I believe in the power of laughter. I believe that whether you are ailing physically or emotionally, laughter is the best medicine to cure you. In hospitals, caregivers sometimes use laughing, or humor therapy, to aid in the healing process for all patients, especially with those who have chronic conditions. This method is popular because laughter is universally understood and can alleviate the pain and stress of sickness.
While laughter may not be the most traditional form of treatment, it is clinically proven to aid in the healing process and to improve your physical and mental health. An article by Hara Marano in Psychology Today stated that laughter helps to reduce pain and discomfort; it reduces blood sugar levels and increases glucose tolerance; it helps to increase blood flow and to pump oxygen to your brain and heart.
But my belief in the power of laughter does not rest on the assertions of doctors or medical professionals. I believe in the power of laughter because my Grandpop taught me to. He relied on humor to help him conquer his struggles throughout his life, and he instilled this value in me.
He was born to parents who had little money to support their nine children. His father died when he was 17, so he was forced to work and enlist in the army to fight in the South Pacific during World War II. He survived the war and returned home with a Purple Heart and shrapnel in his legs. He eventually started his own business, got married and raised five of his own children.
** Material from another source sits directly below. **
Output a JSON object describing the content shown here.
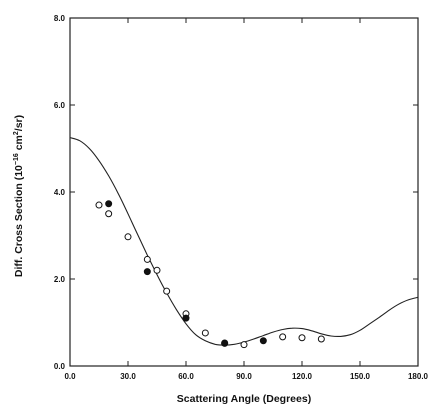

In his final years, Grandpop experienced severe deterioration in his physical health. As his body weakened, he relied heavily on humor to feel alive. When with family or friends, he would tell a funny story or a joke, even if he couldn’t use physical humor as he used to. In our final conversation, he told me my favorite joke about two old Jewish men who are being honored at a dinner and rent suits infested with lice.
The funeral and the days following it reflected this attitude. The speeches spoke of his propensity to tell a joke to relax a client at a business meeting or to simply make his family and friends laugh. At the shiva, my family commemorated my grandfather by remembering stories about him, which quickly turned into a medley of jokes and old stories that he used to tell. The laughter we shared helped all of us deal with the grief of losing our loved one.
I believe that laughter is universal. It has no language or color, religion or class; it connects strangers and friends alike through a single gesture. I believe that laughter has the power to invigorate the old and sickly and to ease the pain of the helpless. I believe that laughter can ease the grieving process and be the glue that holds a family together, but mostly I believe that laughter has the power to improve the quality of life.